Data classification: Here we would classifying data into categories like PII, Non PII and types of PII based on data sensitivity. It will evaluate data assets for categorizing based on privacy and access level. If we look at azure we can leverage Data Catalog for this.

Metadata Management : This would enable data discovery — what data do you have, where is it and how do you describe it. We look at Business and System technical metadata also in this. Again If we look at azure we can leverage Data Catalog for this other option is Collobira or AWS Macie. For system metadata we should have automated way of capturing and integrating with CI/CD pipeline into central Data Catalog tool

Content and Documentation: Improving centralization and storage of documents in the form of digital asset management is very important. We can use Azure DevOps Wikis and Sharepoint with Team integration

The other area is Data Management and quality which can be subdivided as below

Data Quality: This deals with Profiling, assessing and testing of data I/O and transformation. We have several tools in azure for this. Data Catalog, Data Factory, SQL Server, Data Quality Services (VM), Databricks + Python libraries.
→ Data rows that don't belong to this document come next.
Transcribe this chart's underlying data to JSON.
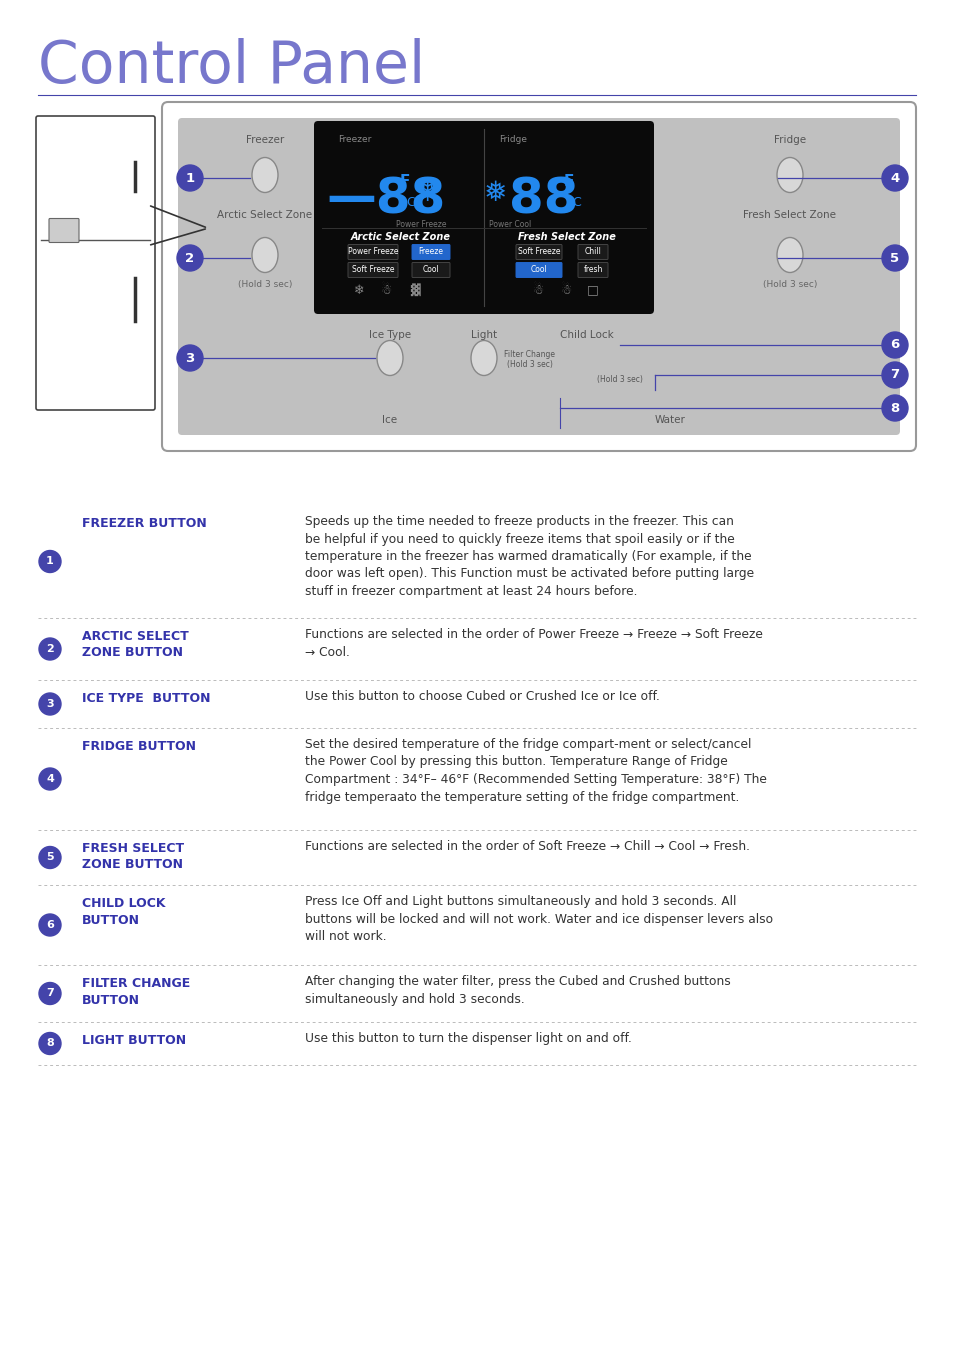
{
  "title": "Control Panel",
  "title_color": "#7777cc",
  "title_fontsize": 42,
  "background_color": "#ffffff",
  "accent_color": "#4444aa",
  "circle_color": "#4444aa",
  "circle_text_color": "#ffffff",
  "button_label_color": "#3333aa",
  "desc_text_color": "#333333",
  "separator_color": "#bbbbbb",
  "panel_bg": "#c0c0c0",
  "panel_screen_bg": "#111111",
  "items": [
    {
      "num": "1",
      "label": "FREEZER BUTTON",
      "desc": "Speeds up the time needed to freeze products in the freezer. This can\nbe helpful if you need to quickly freeze items that spoil easily or if the\ntemperature in the freezer has warmed dramatically (For example, if the\ndoor was left open). This Function must be activated before putting large\nstuff in freezer compartment at least 24 hours before."
    },
    {
      "num": "2",
      "label": "ARCTIC SELECT\nZONE BUTTON",
      "desc": "Functions are selected in the order of Power Freeze → Freeze → Soft Freeze\n→ Cool."
    },
    {
      "num": "3",
      "label": "ICE TYPE  BUTTON",
      "desc": "Use this button to choose Cubed or Crushed Ice or Ice off."
    },
    {
      "num": "4",
      "label": "FRIDGE BUTTON",
      "desc": "Set the desired temperature of the fridge compart-ment or select/cancel\nthe Power Cool by pressing this button. Temperature Range of Fridge\nCompartment : 34°F– 46°F (Recommended Setting Temperature: 38°F) The\nfridge temperaato the temperature setting of the fridge compartment."
    },
    {
      "num": "5",
      "label": "FRESH SELECT\nZONE BUTTON",
      "desc": "Functions are selected in the order of Soft Freeze → Chill → Cool → Fresh."
    },
    {
      "num": "6",
      "label": "CHILD LOCK\nBUTTON",
      "desc": "Press Ice Off and Light buttons simultaneously and hold 3 seconds. All\nbuttons will be locked and will not work. Water and ice dispenser levers also\nwill not work."
    },
    {
      "num": "7",
      "label": "FILTER CHANGE\nBUTTON",
      "desc": "After changing the water filter, press the Cubed and Crushed buttons\nsimultaneously and hold 3 seconds."
    },
    {
      "num": "8",
      "label": "LIGHT BUTTON",
      "desc": "Use this button to turn the dispenser light on and off."
    }
  ]
}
Data Quality checks should be done at various point starting from origin of data. Lot of Metadata management tools have also integrated Data profiling feature now.

Data Lineage: Tracks data movement, transformation and usage. In Azure we can use Data Factory, Databricks and Power BI, Collibra is also good at data lineage.

For Security and Access, we should follow the principle of least access. We can divide this area in below areas:

Data Security and Access: Define governance standards and rule around security and access. In azure we have several services in this area. Azure Active directory, IAM, RBAC, ACLs, Native PaaS Security + Encryption, Azure Key Vault, Azure sentinel. Every cloud provider has similar set of services in this area.

Data Policies and Compliance: This area includes governance standards around compliance that include encryption, auditing, monitoring, retention etc. We have Azure services like Azure Monitor, Log analytics, Native PaaS Logging and Auditing, Azure Blueprints and Azure Policies. Immuta is another addition we can have that does very good row level security.

API Access: Its important to allow access of data not only to analytics and reporting tools but also to any application in Restful way like access to downstream applications through web interfaces for easy integration. In Azure we have Azure App services, OData Common Data Service (Power Apps)

Conclusion

This article covered the modern data principle’s along with recommendation on best practices to help you in your journey to accelerate and have successful data driven organization.